Ferroptosis is a newly identified programmed cell death, typically characterized by free iron overload and lethal phospholipid peroxide generation. Increasing evidence has demonstrated that inducing ferroptosis represents a promising therapeutic strategy that preferentially targets iron-rich cancer cells such as HCC [67, 74]. Therefore, combinational therapy of conventional cytotoxic drugs with MRCCG inhibitor drugs may be an effective regime for combating cancer.

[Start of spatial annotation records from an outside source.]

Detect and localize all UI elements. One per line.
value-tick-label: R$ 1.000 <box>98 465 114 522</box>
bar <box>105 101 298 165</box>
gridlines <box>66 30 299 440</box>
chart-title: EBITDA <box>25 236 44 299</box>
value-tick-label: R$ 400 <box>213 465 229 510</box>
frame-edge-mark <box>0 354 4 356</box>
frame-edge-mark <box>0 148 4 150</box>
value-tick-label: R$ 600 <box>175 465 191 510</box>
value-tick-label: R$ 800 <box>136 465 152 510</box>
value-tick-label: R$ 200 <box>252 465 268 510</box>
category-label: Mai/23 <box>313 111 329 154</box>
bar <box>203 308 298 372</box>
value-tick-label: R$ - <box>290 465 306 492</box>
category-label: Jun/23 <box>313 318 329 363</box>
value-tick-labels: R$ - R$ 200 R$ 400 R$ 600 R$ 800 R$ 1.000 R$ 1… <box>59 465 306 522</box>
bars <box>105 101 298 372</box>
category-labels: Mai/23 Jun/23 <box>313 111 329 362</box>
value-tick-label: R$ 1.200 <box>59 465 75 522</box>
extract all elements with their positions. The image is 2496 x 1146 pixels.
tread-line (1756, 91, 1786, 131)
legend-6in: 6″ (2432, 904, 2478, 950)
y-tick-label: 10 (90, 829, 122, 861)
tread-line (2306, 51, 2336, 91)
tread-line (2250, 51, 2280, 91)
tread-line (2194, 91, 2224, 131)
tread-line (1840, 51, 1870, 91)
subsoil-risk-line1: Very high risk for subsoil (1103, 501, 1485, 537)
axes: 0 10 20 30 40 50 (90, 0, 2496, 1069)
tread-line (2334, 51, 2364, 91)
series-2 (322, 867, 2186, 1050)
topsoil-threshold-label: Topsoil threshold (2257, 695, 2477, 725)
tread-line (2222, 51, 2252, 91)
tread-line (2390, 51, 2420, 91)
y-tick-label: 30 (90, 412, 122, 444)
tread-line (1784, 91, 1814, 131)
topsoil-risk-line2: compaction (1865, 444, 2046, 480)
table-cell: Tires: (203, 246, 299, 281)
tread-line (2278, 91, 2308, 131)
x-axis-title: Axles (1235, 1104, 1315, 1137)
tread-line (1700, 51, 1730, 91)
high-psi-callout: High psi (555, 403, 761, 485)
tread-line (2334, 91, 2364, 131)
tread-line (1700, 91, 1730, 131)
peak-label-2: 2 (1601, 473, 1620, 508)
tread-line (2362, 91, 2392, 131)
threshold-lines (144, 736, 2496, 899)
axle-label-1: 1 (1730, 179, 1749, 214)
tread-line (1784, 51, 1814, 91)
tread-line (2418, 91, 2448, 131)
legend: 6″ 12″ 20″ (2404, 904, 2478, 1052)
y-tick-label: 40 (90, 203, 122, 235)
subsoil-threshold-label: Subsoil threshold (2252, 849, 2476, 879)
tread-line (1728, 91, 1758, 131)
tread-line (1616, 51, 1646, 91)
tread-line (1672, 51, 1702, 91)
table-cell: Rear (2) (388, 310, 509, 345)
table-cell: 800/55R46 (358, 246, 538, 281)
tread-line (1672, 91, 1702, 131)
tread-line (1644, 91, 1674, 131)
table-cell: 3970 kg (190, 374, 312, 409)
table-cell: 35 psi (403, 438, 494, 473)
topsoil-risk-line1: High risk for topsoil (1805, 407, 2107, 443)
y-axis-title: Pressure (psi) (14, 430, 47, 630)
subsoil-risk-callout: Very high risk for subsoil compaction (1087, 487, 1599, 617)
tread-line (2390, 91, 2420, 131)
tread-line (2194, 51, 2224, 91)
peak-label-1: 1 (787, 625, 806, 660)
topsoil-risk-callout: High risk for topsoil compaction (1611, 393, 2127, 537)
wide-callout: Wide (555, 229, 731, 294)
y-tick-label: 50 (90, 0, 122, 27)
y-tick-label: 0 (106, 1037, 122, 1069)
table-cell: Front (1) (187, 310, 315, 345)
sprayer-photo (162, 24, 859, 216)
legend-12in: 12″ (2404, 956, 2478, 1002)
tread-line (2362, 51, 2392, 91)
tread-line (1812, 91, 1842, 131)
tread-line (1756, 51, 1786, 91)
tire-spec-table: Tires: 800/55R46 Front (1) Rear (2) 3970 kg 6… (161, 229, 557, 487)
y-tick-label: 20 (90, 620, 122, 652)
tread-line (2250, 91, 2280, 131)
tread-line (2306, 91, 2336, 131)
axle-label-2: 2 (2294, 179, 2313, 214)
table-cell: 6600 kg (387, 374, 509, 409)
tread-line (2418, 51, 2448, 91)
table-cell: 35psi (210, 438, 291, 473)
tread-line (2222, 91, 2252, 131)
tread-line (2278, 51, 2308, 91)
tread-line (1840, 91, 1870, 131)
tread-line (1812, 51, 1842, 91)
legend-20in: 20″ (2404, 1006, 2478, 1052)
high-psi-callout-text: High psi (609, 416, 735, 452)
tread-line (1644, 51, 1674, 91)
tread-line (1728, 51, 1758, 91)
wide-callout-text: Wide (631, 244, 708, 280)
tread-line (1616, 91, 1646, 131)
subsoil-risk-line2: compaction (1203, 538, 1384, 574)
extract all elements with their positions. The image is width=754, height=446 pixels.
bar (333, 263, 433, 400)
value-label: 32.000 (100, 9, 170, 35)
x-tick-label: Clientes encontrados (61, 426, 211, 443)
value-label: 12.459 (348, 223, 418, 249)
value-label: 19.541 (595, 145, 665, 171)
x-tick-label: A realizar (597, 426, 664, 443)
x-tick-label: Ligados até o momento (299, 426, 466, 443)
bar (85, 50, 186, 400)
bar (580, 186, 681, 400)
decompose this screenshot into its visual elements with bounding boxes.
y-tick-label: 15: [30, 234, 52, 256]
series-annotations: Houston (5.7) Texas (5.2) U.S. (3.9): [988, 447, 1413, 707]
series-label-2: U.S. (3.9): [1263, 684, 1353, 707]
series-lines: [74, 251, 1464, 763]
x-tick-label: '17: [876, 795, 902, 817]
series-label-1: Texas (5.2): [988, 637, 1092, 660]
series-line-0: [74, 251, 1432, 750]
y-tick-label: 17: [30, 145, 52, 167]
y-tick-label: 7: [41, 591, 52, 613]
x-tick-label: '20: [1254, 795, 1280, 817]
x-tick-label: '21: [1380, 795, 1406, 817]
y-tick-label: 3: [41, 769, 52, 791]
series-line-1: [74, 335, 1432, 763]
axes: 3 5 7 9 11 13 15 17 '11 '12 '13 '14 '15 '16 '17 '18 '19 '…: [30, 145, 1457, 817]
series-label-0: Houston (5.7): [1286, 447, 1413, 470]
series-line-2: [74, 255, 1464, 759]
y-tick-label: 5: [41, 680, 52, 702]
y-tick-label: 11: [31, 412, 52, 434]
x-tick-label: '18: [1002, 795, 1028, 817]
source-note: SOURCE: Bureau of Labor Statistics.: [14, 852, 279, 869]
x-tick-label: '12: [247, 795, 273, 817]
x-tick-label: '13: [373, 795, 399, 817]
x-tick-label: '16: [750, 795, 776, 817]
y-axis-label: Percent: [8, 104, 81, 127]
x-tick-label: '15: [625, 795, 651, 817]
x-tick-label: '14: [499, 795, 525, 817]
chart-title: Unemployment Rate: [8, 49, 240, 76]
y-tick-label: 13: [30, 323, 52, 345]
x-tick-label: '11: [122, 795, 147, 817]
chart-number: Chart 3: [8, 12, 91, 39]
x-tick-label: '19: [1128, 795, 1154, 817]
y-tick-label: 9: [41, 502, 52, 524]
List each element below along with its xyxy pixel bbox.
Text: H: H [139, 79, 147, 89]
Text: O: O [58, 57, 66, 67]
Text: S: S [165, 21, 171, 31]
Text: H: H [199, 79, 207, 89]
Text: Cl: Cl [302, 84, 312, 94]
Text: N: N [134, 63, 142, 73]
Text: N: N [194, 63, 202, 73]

In its clinical and practical applications, our study has its highlights. First, the MG score may be used to assess MRCCGs patterns and corresponding TME cell infiltration characteristics in individual STAD patients to further define the immune phenotype of STAD. Second, the MG score may be used as an independent prognostic biomarker for patients with SATD. Finally, the MG score may predict the efficacy of immunotherapy in STAD patients, allowing for the identification of STAD most likely to benefit from immunotherapy, which providing new insights into individualized treatment of patients with STAD.

Conclusions

In the present study, we comprehensively elucidate a new scoring system based on 24 MRCCGs by which they affect the TME, clinicopathological characteristics and prognosis. We also determined immunotherapies response and its therapeutic liability for high MG score and low MG score groups. These findings highlighted the significant clinical applications that MRCCGs could be potential biomarkers for STAD and provided a new perspective on develo** personalized immune therapeutic strategies for STAD patients.